Le jardin a été massacré!
Sometime Thursday night between 1h and 7h, a vandal got into my building’s courtyard and tagged all the walls. C and I had to stop and do a double, and then triple-take when we left the building yesterday morning to meet one of my maîtres de conférence for a guided tour of the Sénat. In hot pink and silver spray paint the mailboxes, front doors and walls were covered with graffiti.
Nike ta mere (F*** your mother), Tu va mourir (You’re going to die) and the tag VHR were among the less-than-friendly messages left for our building’s inhabitants. Apparently the earliest-risers also found broken beer bottles scattered around, but they’d been long gone by the time C and I first arrived on the scene.

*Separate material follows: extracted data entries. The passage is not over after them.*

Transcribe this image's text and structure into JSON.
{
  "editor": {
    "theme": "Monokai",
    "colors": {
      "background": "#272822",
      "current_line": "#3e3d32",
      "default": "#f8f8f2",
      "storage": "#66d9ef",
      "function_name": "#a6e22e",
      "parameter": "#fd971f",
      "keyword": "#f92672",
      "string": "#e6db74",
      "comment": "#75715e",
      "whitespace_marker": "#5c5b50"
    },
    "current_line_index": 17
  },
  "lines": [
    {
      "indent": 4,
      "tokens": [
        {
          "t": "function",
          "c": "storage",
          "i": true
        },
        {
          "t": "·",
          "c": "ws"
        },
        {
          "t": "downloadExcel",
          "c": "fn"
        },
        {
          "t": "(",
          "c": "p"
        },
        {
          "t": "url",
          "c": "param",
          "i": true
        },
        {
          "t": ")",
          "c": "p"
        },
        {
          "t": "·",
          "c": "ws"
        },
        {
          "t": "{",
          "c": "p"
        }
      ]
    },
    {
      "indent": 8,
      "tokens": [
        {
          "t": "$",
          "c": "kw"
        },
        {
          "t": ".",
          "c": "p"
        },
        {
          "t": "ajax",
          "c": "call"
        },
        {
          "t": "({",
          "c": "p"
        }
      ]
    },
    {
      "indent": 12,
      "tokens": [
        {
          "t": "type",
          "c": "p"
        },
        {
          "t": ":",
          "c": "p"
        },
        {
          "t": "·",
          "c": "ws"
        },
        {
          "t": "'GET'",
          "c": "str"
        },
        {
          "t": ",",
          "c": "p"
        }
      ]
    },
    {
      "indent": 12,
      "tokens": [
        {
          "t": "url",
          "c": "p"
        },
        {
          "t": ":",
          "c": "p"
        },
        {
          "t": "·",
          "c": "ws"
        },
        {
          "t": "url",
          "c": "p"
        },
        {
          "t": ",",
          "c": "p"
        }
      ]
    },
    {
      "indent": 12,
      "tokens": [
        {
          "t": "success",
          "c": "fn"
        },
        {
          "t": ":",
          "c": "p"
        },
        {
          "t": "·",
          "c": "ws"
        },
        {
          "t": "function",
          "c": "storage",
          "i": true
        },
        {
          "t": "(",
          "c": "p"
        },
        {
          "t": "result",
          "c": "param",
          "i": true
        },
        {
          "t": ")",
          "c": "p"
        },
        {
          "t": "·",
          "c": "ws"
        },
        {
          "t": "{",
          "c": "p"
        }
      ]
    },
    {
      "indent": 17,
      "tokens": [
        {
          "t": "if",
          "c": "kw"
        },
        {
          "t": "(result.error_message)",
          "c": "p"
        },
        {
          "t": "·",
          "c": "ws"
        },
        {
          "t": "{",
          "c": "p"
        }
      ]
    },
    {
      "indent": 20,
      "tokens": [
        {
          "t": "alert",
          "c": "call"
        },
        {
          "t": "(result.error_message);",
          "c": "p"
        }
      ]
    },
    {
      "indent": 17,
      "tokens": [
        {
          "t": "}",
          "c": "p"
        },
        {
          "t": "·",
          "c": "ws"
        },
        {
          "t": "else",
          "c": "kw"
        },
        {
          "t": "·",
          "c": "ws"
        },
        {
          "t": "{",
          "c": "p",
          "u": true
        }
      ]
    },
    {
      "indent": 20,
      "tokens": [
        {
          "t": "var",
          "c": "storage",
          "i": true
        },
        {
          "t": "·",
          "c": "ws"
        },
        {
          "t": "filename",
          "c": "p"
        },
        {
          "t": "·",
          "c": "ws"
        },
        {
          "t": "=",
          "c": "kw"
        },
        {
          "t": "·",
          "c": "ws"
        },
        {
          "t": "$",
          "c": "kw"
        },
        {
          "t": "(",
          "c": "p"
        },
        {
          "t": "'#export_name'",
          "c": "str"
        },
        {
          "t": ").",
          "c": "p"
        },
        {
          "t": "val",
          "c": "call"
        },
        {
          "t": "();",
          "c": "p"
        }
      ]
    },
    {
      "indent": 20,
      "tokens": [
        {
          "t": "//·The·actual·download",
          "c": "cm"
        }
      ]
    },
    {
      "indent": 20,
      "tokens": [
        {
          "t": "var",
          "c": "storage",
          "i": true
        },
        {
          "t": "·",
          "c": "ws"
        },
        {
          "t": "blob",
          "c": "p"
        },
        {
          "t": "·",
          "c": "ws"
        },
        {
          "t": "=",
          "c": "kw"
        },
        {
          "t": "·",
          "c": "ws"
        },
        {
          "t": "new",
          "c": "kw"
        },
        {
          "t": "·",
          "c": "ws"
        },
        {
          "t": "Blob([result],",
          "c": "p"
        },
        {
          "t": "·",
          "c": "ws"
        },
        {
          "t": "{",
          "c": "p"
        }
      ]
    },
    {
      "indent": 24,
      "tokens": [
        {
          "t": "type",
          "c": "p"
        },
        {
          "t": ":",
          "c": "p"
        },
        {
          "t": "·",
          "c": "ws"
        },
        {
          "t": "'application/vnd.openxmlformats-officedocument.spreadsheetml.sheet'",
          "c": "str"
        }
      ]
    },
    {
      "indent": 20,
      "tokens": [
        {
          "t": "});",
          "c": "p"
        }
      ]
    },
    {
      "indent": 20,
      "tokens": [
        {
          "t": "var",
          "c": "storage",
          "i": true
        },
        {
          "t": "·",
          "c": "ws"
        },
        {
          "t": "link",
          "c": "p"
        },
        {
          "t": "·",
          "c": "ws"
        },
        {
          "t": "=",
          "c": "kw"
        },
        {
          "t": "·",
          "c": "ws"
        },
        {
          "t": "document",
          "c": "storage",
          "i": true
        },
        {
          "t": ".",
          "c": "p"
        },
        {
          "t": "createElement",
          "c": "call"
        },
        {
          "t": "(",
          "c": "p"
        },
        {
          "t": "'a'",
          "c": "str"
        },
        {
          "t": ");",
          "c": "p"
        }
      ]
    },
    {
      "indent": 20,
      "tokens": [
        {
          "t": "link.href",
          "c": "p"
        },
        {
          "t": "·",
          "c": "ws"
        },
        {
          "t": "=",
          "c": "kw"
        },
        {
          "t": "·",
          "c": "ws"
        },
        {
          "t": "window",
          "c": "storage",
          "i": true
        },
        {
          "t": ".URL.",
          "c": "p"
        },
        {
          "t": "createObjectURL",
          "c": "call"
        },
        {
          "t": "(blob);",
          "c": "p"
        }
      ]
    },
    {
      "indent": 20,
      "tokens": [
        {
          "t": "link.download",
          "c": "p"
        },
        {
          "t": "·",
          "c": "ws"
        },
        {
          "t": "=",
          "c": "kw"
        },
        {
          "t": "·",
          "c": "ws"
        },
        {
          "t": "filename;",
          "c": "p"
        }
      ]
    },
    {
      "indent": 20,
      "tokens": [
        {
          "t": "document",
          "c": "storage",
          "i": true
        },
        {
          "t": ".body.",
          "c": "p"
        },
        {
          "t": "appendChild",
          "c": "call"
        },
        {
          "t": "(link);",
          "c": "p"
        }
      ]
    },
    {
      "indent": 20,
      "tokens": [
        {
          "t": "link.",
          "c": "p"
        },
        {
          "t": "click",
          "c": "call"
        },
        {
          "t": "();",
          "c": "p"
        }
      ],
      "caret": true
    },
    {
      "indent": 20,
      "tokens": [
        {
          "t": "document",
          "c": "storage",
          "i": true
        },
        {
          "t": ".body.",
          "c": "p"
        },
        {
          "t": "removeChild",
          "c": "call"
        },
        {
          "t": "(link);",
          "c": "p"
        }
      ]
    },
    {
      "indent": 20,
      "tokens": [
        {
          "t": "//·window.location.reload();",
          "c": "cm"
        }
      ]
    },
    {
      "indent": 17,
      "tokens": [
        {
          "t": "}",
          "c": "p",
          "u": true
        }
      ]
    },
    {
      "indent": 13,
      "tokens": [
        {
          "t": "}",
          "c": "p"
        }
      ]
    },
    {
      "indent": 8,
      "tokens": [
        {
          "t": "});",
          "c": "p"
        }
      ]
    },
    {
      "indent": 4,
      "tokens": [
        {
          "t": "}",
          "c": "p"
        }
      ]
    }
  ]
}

The vandalism was the talk of rue Monsigny all day long. Neighbors I’ve never met before were stopping me in the courtyard and waiting for the ascenseur to get my take. At first the neighbors were enjoying the drama and pointing fingers at each other. The ex-Nazi in the poor half of the building must have let someone in unknowingly. Or, the business on the third floor has a constant stream of random people going in and out. Even the wife of the third-floor business owner was whispered about, though not out of suspicion. That woman tries to act so cool, like she doesn’t even mind graffiti in our courtyard! What an idiot… Eventually though, everyone came to the same conclusion, the favorite central Paris scapegoat – some jerk from the banlieue must have done it.
The first time I heard someone use gen de la banlieue as a slur I was a bit disturbed. Yeah, some of the banlieues are typically poorer, they have more crime and they were the setting for the 2005 riots, but encouraging the division between the inhabitants of central Paris and the inhabitants of the banlieues seems so unproductive and like it will just increase resentment. When I picked up P(8) and E(10) from school on Thursday, E was in tears. The boys in her class had been teasing her all day, lead by one who’d had an unreciprocated crush on her. He’s just mad, she said, because he knows I’d never like him. He’s just a stupid idiot from the banlieue. I think it’s pretty telling that deuxième arrondissement kids 10 years old are already using de la banlieue as a slur.
It was obvious to all of us that nobody from the banlieue spent 40 minutes on the RER to drink and vandalize a private courtyard in the 2ème arrondissement, but I think it calmed all the neighbors to have someone to blame outside of the building. They’d spent the first half of the day pointing fingers at each other over who were the irresponsible ones who’d not checked to make sure the front door had closed properly, and squabbling over the fact that the nanny mom was the only person in the entire building who had called the propriétaire to tell him what had happened.
On top of the rich half/poor half building division, there’s also some serious tension between the owners and the renters – mainly that the owners resent the renters, so anyone lacking a property deed experienced their share of gossip. There are a lot of irresponsible renters in this building, or when speculating who could have let the vandal in, there is that renter on the third floor…
The building finally began to calm down around dinnertime, mainly because the gay interior designing couple on the first floor were having a dinner party last night and decided to take cleaning matters into their own hands. Clearly residents of the rich half, the couple employs two full time menservants who were sent down mid-afternoon to scrub the walls. They managed to rid us of the VHR tags and the Tu vas mourir, but faint traces of Nike ta mère remain, as does the graffiti covering our mailboxes and the wall next to them.
The graffiti remnants are really barely noticeable – the nanny parents had guests for dinner who had no idea what they were talking about when they apologized for the graffiti. It seems to have been just a random act of vandalism, but it managed to stir up some pretty entertaining drama in an otherwise sleepy courtyard in Paris centre.
••• I had a real Mary Poppins moment today babysitting Georges. We were playing in the TV room when he pulled out a six-note xylophone, deposited in my lap and demanded, Ollie, play Au clair de la lune! I kind of looked and him and laughed, and said, Sorry pal, I don’t know that one. He did not appreciate that answer and started to get feisty in that way that only two and three year olds know how. Finally I said, Okay, okay, sing it for me. So he did. It was a pretty nice rendition, and he sang most of the words correctly. I shrugged, picked up the mallet, and – are you ready? Played Au clair de la lune. Yeah, I’m pretty much French Mary Poppins. Errrr, well I was proud, anyway.